В последние годы в литературе зазвучали новые голоса. Пришли в литературу молодые прозаики, молодые поэты, молодые критики. Союз писателей организует семинары для молодых, созывает специальные совещания. Издательства выпускают их первые книги.

Но далеко не все редакторы умеют и, главное, хотят вести работу с людьми, чьи имена они слышат впервые. Иные редакторы, услышав незнакомое имя, испытывают не интерес, не радость, а страх. Отличить талант от бездарности – задача, требующая вкуса, опыта, любви. Это задача сложная. Редактор же упроститель и в талантах разбирается просто: признает общепризнанные и весьма подозрителен к неизвестным. Зуд открывателя его не томит. Когда молодой литератор приносит ему свои стихи или рассказы, он не их, не стихи или рассказы, начинает рассматривать, а их подноготную. Печатались ли они уже в журналах? – допрашивает он автора. Где – в столице или на периферии? Если нет, то почему? Если да, то каковы были отзывы? Если стихи не печатались, то не читал ли их кто-нибудь из именитых писателей и как о них отозвался? Обо всем этом редактор осведомляется прежде, чем раскроет тетрадку. Горьковской, короленковской жажды самому находить новые таланты, прокладывать им дорогу, бороться за них редактор-упроститель лишен. Для возни с «литературными младенцами» (как называл начинающих Горький) у него не хватает любви к литературе, педагогического такта, редакторского мастерства. Для борьбы за новое дарование ему не хватает главного – смелости. Вот почему случается, что молодой литератор тратит иногда годы на то, чтобы пробиться в печать; вот почему бывают случаи, что и в Союз писателей он вступает еще неопытным, но уже не молодым.

Работая над рукописью литератора, который не защищен громким именем и всеобщим признанием, редактор– упроститель позволяет себе всякого рода самовольства. Он уверен, что редакторское звание дает ему на них полное право. О поисках «химического сродства» он не заботится, стиля не чувствует и поправки его врываются в текст, как инородное тело. Да и полагается ли собственный стиль рядовому работнику литературы? Редактор, распределяющий писателей по рангам в зависимости от последней газетной статьи, сильно сомневается в праве рядового литератора говорить собственным голосом. Рядовой должен быть польщен, что его печатают, а не отстаивать какой-то там собственный стиль и собственный замысел.

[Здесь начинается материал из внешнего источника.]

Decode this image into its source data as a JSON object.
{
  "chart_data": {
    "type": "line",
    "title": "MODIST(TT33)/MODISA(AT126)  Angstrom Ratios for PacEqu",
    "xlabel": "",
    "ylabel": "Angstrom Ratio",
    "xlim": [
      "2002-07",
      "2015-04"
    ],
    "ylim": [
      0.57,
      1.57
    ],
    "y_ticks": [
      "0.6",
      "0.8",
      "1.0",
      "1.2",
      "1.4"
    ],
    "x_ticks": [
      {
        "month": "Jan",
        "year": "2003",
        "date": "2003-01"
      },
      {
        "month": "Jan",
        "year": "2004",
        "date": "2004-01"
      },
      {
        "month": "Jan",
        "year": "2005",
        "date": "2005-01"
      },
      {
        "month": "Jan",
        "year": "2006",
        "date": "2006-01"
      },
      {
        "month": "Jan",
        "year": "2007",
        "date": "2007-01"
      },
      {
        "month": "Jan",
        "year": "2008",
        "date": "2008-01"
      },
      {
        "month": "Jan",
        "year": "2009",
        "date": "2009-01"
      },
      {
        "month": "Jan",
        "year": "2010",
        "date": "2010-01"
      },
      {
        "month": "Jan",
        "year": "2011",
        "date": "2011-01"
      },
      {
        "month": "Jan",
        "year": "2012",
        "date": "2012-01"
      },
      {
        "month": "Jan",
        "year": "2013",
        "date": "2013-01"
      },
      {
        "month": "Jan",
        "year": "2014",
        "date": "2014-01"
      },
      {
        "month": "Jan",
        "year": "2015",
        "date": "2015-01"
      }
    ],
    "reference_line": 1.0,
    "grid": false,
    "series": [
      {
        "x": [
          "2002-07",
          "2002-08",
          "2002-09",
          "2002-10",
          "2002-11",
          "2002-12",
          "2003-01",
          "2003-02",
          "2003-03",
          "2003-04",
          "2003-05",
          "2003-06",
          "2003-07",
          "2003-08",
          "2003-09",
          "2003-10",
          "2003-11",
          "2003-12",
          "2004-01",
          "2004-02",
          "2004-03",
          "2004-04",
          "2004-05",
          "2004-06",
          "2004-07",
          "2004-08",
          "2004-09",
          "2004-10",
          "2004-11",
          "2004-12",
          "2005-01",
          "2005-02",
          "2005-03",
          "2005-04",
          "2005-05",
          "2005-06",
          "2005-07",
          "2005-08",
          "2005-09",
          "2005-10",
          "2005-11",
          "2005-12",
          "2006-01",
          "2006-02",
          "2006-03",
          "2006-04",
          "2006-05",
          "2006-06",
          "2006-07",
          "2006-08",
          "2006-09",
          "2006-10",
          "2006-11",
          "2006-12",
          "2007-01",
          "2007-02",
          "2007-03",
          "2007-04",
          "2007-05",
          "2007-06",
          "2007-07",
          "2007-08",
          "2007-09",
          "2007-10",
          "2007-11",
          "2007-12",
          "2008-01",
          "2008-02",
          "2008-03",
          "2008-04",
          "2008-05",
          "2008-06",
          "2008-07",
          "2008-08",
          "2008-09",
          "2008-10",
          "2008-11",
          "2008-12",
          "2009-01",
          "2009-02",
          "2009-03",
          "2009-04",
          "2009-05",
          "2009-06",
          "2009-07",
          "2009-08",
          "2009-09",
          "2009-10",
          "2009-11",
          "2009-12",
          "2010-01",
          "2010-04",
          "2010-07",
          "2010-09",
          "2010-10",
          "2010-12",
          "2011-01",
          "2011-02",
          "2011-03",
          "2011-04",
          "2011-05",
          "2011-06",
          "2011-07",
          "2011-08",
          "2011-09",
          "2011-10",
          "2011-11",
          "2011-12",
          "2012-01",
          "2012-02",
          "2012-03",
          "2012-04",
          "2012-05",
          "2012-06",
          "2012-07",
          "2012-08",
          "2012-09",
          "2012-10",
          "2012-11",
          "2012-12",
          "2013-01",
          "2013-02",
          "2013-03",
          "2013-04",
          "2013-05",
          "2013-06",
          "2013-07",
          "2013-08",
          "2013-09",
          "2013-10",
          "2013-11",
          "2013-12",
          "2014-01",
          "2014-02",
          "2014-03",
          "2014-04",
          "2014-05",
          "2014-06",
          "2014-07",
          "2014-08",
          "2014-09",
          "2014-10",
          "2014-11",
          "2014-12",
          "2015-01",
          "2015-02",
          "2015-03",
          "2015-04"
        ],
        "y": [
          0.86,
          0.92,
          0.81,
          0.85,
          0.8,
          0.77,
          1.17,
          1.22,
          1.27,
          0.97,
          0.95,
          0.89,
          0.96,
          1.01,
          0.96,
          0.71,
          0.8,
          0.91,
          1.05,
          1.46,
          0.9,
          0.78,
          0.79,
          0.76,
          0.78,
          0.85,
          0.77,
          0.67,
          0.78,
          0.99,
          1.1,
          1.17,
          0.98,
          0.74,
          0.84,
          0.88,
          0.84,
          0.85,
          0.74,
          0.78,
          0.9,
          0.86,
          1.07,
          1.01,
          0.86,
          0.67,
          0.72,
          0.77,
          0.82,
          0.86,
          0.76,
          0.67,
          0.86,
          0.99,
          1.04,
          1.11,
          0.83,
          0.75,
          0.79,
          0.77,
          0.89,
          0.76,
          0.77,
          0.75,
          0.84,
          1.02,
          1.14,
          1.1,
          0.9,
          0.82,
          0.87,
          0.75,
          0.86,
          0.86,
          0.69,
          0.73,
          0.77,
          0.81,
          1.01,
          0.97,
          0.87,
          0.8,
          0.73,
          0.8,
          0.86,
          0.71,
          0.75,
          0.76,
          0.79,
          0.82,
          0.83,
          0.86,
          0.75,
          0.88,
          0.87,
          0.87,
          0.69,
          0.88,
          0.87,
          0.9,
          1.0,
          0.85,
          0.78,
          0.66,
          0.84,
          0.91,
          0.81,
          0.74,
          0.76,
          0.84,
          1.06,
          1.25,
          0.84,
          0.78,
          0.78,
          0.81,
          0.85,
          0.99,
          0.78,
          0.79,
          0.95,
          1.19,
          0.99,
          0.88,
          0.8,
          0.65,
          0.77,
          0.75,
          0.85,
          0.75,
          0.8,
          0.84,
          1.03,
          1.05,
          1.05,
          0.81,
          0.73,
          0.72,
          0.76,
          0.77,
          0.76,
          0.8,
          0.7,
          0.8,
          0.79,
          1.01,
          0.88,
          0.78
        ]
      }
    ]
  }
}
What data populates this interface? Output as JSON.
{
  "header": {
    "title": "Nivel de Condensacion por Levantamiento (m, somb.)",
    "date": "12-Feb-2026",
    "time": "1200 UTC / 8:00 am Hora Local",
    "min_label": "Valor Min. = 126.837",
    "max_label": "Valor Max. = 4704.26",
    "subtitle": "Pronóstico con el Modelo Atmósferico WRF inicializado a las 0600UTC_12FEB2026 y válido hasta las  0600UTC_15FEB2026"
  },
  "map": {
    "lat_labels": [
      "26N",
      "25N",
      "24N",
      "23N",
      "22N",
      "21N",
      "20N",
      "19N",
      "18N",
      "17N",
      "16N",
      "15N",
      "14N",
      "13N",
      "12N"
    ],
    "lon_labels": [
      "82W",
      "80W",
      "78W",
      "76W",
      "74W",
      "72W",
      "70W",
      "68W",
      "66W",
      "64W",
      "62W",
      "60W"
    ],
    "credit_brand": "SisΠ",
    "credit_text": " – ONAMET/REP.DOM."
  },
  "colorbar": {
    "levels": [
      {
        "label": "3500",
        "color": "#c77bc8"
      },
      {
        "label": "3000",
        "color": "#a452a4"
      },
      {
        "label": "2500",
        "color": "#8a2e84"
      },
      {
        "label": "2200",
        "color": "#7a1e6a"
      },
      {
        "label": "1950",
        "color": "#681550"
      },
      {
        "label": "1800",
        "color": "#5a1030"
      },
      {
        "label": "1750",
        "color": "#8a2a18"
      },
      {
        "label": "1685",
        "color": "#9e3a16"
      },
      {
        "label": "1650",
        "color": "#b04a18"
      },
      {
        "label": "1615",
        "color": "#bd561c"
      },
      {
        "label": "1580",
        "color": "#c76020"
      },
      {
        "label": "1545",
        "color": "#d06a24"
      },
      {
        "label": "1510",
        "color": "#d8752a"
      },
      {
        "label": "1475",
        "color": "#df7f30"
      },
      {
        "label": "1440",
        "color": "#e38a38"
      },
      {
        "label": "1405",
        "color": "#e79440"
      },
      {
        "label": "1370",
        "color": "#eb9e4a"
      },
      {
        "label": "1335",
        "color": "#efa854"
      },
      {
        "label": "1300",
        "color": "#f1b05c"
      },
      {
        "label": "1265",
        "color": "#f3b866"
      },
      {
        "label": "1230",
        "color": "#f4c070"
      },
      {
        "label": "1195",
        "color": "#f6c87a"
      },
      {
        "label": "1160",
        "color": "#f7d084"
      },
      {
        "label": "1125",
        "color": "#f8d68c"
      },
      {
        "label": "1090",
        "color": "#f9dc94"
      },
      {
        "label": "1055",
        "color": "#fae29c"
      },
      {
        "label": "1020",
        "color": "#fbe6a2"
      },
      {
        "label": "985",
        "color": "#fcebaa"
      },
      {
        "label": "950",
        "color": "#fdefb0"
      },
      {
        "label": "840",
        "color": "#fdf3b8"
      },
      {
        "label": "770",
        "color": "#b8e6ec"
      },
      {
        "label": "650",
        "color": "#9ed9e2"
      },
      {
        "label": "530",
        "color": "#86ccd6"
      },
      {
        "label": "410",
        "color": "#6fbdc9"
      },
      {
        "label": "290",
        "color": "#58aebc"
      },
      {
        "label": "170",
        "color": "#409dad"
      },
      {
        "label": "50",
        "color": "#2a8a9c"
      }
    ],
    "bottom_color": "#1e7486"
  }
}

«Ребята помолчали», – пишет автор. (Эта короткая фраза звучит в тексте значительно, веско; ребята только что были свидетелями большого события, которое заставило их призадуматься.) «Ребята помолчали, охваченные единым чувством восхищения, восторга», – без спроса вставляет редактор. «Все-таки пришла», – подумал Володя. – «"Все-таки пришла", – задохнулся неожиданной радостью Володя», – добавляет редактор. (Он любит красивости, при этом штампованные. А что любит автор, до этого ему дела нет.) «Она вспомнила классную комнату», – пишет автор. «Перед мысленным взором возникла классная комната», – поправляет любитель красоты. «Говорила девушка», – пишет автор. «Повернула к нему пылающее лицо девушка», – украшает редактор. «Нина вернулась минут через сорок. – Вот и я! – она аккуратно вытерла ноги о половик». Но редактору неинтересны какие-то там бытовые подробности (очень интересующие автора, как видно из других страниц), ему лишь бы приукрасить героиню. Он вычеркивает половик: «Вот и я! – радостно воскликнула она, вся румяная от мороза».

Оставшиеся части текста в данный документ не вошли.